300 WhatsApp Nachrichten in drei Stunden
Friedberger Gymnasiasten beschäftigen sich so viel mit ihrem Smartphone, dass das Lernen darunter leidet. Die Schulleitung schreibt deshalb einen Brief an die Eltern. Diese sollen die Kinder vom Handy fernhalten
Das Schulforum des Gymnasiums Friedberg empfiehlt Unterstufenschülern eine „smartphonefreie Zeit“von drei Stunden am Nachmittag, damit sie sich ungestört ihren Hausaufgaben widmen können. So steht es in einem Brief, den die Schulleitung an Eltern und Schüler verschickt hat. Grund ist eine „tendenziell problematische Lern- und Leistungssituation“, wie es in dem Schreiben heißt. Als Ursache vermuten Schüler, Eltern und Lehrer, die im Schulforum vertreten sind, das Phänomen „Generation Smartphone“. Ein Unterstufenschüler habe berichtet, dass er in drei Stunden 300 Nachrichten über WhatsApp erhielt.
Eine Mutter erklärt, wie es zu dieser Menge kommen kann: „Die Kinder organisieren sich in Klassenchats, das ist praktisch, auch um sich über Hausaufgaben auszutauschen.“In solchen WhatsAppGruppen sieht jeder alle Nachrichten aller anderen Mitglieder. Oft geht es aber nicht nur darum, wer welchen Lösungsweg bei der Hausaufgabe gefunden hat, sondern es werden Bemerkungen, Tratsch und Emoticon-Symbole verschickt. „Da geben 30 Schüler irgendetwas von sich und das Handy piept unentwegt.“Viele Jugendliche sind in mehreren solcher Gruppen – von der Schulklasse über das SportTeam, die Freundinnen bis hin zu Gruppen, die sich über OnlineSpiele austauschen. Das summiert sich. „Manche Kinder sind wahnsinnig viel online“, erzählt die Mutter. Ihr Sohn zum Glück nicht. Schaut er dann aufs Handy, haben sich da fast 100 ungelesene Nachrichten angesammelt. Allein sie nur oberflächlich zu überfliegen, kostet Zeit und Konzentration.

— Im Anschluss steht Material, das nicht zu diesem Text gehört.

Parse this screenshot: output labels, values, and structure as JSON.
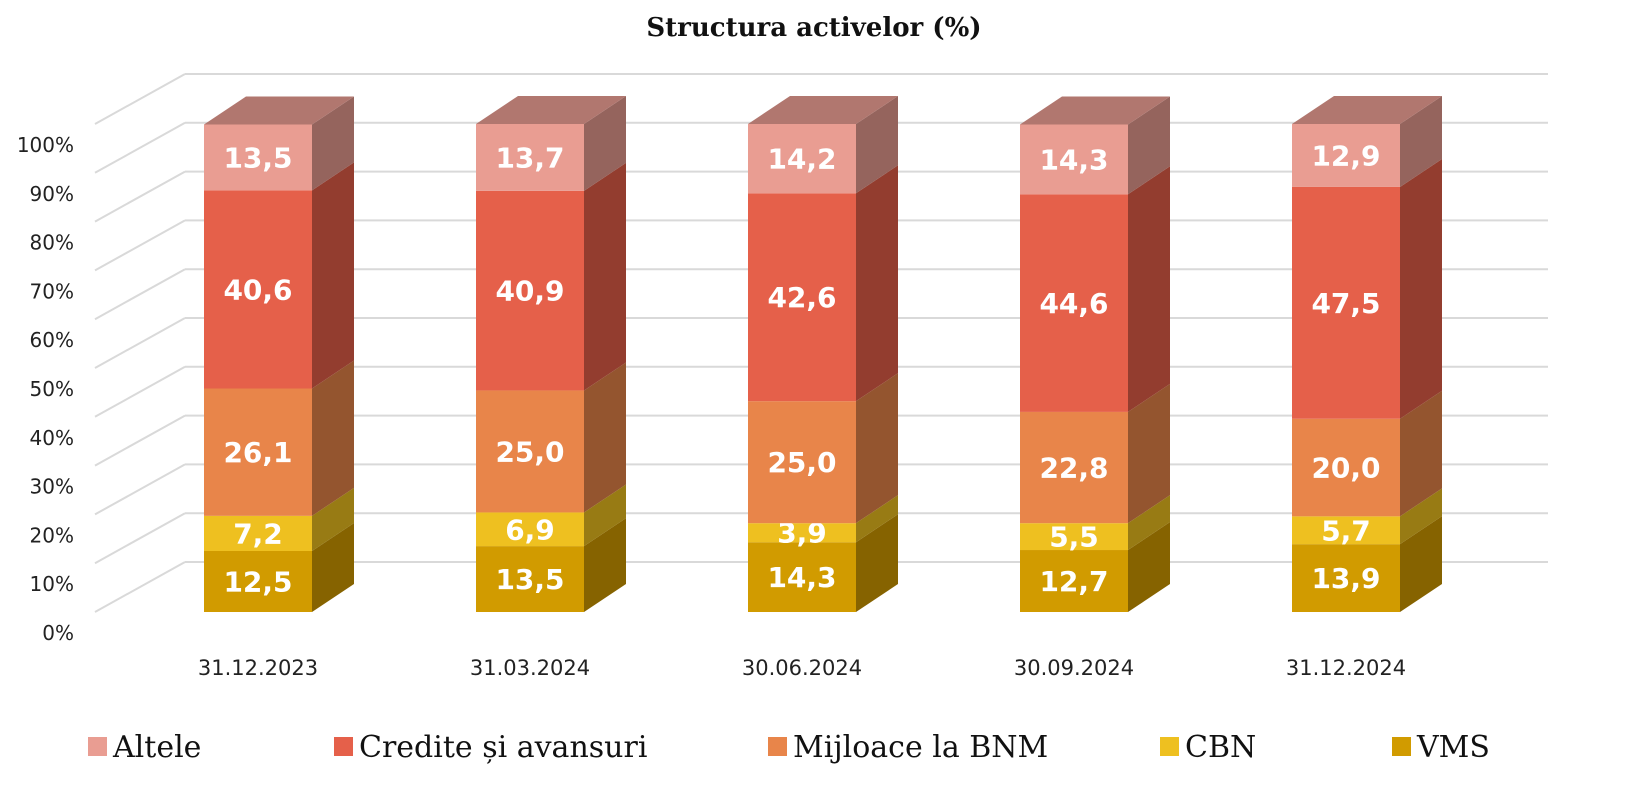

Schulleiter Bernhard Gruber teilt zu dem Thema auf Anfrage unserer Zeitung mit, die Konzentrationsfähigkeit der Kinder habe über die Jahre erkennbar abgenommen. Auch viele Eltern hätten den Dauergebrauch des Smartphones beklagt. Dieser sei in vielen Familien zum „innerfamiliären Dauerkonfliktthema“geworden. Deswegen habe sich das Schulforum zu dem Brief als „Gestaltungsvorschlag“entschlossen. Sie habe den Brief mit ihrem Sohn durchgelesen, sagt die Mutter. Auch er habe gesagt: „Es stimmt, man kommt ständig draus.“
Das Mobiltelefon ist nach Angaben des Bundesfamilienministeriums unter Kindern und Jugendlichen das am stärksten verbreitete Medium. 97 Prozent der Zwölf- bis 19-Jährigen besitzen ein Handy. Ein Drittel der Kinder zwischen acht und neun Jahren hat heute ein eigenes Handy, bei den Zehn- bis Elfjährigen sind es zwei Drittel. Dabei nutzen Mädchen das Handy häufiger als Jungen.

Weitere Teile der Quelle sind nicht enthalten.